All those days of lonliness and wondering why I couldn't have somebody had everything to do with obsessive use. I would spend hours and hours watching it. 6 hours, 8 hours, the whole day. If I had a day off, I would have a "morning session" - whenever i woke up to lunch time. and then an afternoon session where I watched the rest of the day. During this time, I craved so much to be loved and to love. To have someone. I didn't have a girlfriend in college. I didn't come close. My friends were always perplexed why. I'm friendly, outgoing, and charismatic. I'm good-looking, and there were always girls around me. Clearly they liked me. I remember several of them making excuses to be around me. Looks and glances that barely registered. There was a girl I sat next to in class who strongly implied to go out. I couldn't respond.
And the whole time I thought something was wrong with me. I just felt like I couldn't connect with them. It destroyed my life.
I went through a minor breakup yesterday. It wasn't too serious or bad. But it hurt. A girl I started to open up to and care for (first in a long time) shut me out. It was for the best. I've learned a good deal while being with her - about myself. I know what qualities I'm looking for. Most of all, I need a girl who accepts and loves herself before she loves me. If she does this, outside factors won't matter as much.
I blamed myself because I opened up and it hurt. But now, I'm not bitter. I'm a latin lover! That's me. That will always be me. I'm proud that I'm a romantic. The way I think, believe, and see life is based upon freedom of yourself. I'm realizing that most people don't think this way. A lot of girls aren't free - they feel bad about themselves, feel pressured to be with someone who their friends will approve of.

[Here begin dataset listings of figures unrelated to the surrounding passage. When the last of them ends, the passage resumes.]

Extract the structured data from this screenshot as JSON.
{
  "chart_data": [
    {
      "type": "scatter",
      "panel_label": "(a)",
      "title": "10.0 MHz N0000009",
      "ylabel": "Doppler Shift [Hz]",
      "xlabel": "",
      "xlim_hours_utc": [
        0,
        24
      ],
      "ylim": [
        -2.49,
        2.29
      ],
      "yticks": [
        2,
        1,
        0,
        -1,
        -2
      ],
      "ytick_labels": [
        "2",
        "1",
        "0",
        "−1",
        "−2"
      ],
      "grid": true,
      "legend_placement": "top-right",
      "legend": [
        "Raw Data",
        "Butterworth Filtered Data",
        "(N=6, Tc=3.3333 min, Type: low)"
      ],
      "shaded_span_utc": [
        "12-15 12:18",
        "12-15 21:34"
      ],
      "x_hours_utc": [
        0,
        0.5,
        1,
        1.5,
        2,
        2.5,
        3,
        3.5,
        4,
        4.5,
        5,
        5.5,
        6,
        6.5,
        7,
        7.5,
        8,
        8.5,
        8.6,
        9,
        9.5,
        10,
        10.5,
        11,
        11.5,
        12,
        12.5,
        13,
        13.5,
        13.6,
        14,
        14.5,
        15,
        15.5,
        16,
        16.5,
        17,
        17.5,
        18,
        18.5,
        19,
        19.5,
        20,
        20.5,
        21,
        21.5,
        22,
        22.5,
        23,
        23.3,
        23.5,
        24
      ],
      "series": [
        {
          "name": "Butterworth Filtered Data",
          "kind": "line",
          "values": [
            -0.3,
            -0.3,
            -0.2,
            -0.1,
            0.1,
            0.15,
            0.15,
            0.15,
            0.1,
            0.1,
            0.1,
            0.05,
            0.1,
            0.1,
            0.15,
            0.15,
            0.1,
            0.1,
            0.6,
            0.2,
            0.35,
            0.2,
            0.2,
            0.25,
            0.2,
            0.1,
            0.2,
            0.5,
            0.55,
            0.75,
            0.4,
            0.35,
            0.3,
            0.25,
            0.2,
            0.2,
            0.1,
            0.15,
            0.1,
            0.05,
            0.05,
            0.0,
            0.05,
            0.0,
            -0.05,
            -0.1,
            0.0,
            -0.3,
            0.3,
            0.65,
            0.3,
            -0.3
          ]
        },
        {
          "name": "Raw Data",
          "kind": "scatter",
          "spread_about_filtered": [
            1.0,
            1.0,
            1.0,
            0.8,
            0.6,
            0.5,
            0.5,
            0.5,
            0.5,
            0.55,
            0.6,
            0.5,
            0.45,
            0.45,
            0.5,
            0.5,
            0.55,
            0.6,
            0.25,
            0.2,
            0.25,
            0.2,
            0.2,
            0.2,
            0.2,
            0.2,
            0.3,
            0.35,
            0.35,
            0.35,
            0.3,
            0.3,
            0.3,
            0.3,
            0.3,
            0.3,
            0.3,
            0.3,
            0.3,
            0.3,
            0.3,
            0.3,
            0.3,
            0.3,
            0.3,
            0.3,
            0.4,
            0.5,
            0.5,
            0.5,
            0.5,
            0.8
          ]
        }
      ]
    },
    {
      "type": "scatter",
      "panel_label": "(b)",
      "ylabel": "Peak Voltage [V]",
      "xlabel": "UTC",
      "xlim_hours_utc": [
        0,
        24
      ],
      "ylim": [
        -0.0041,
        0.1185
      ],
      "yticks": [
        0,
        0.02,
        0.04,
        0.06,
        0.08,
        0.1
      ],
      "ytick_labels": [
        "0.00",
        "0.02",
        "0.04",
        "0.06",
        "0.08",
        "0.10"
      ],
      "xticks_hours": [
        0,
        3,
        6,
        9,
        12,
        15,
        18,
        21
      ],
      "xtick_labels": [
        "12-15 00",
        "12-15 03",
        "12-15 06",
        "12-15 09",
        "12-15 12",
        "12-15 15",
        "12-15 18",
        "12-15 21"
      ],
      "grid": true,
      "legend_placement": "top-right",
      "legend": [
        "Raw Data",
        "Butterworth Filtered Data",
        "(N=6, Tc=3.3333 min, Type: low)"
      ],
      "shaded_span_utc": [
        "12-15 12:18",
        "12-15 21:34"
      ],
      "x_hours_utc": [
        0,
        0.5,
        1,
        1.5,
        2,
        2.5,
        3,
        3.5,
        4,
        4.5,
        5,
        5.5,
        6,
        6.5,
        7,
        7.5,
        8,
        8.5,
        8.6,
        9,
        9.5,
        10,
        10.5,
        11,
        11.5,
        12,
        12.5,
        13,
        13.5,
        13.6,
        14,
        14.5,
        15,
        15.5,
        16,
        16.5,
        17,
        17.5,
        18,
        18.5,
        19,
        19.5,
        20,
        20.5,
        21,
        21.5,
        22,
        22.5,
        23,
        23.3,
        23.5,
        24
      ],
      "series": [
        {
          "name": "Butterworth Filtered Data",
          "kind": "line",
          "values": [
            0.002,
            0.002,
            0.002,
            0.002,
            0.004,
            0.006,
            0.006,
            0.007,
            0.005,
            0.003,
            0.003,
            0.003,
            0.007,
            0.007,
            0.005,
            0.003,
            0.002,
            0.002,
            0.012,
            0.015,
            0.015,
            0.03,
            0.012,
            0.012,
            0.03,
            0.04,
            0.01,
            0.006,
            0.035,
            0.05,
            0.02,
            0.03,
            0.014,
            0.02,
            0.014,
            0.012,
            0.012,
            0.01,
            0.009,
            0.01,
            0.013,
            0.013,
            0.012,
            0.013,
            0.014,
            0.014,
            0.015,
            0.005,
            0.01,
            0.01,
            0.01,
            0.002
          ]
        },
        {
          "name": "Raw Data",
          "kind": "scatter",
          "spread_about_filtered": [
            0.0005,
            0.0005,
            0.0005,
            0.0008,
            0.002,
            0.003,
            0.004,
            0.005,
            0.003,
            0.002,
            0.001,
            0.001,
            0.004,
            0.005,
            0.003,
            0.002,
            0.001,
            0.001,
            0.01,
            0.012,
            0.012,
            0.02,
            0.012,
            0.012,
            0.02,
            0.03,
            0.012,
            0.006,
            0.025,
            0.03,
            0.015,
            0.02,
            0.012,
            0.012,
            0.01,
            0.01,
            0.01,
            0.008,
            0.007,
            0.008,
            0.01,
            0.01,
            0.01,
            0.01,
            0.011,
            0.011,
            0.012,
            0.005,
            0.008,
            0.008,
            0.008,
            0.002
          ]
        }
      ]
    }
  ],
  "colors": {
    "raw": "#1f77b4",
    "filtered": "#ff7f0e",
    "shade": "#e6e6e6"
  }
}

I found that when I was falling for this girl, my dreams became more distant. I thought that if we fell in love, I could wait longer to travel, and then we could travel the world together. Not every girl is like this. Not every person is like this. And that's ok. It has taken years for me to become this free and open and honest. It was a difficult process, and if I didn't have the specific experience I have had, I may never have found the answer to freedom. I choose it though. Looking for love isn't the answer. Just be who you are. If you are, you'll find the person because they were already walking on the same path because they thought the same way.
For example, many of my friends are successful and travel frequently. We connect and understand eachother because we see the worthlessness of working and making a paycheck. It brings no happiness. It just confines you to more purchases. You meet the most interesting people on the road. Why? Because those types of people are the ones who are dissatisfied and follow their dreams.
Follow your dreams and yourself, and you'll find someone who is doing the same along side you.
Cheers friends. Keep up the journey.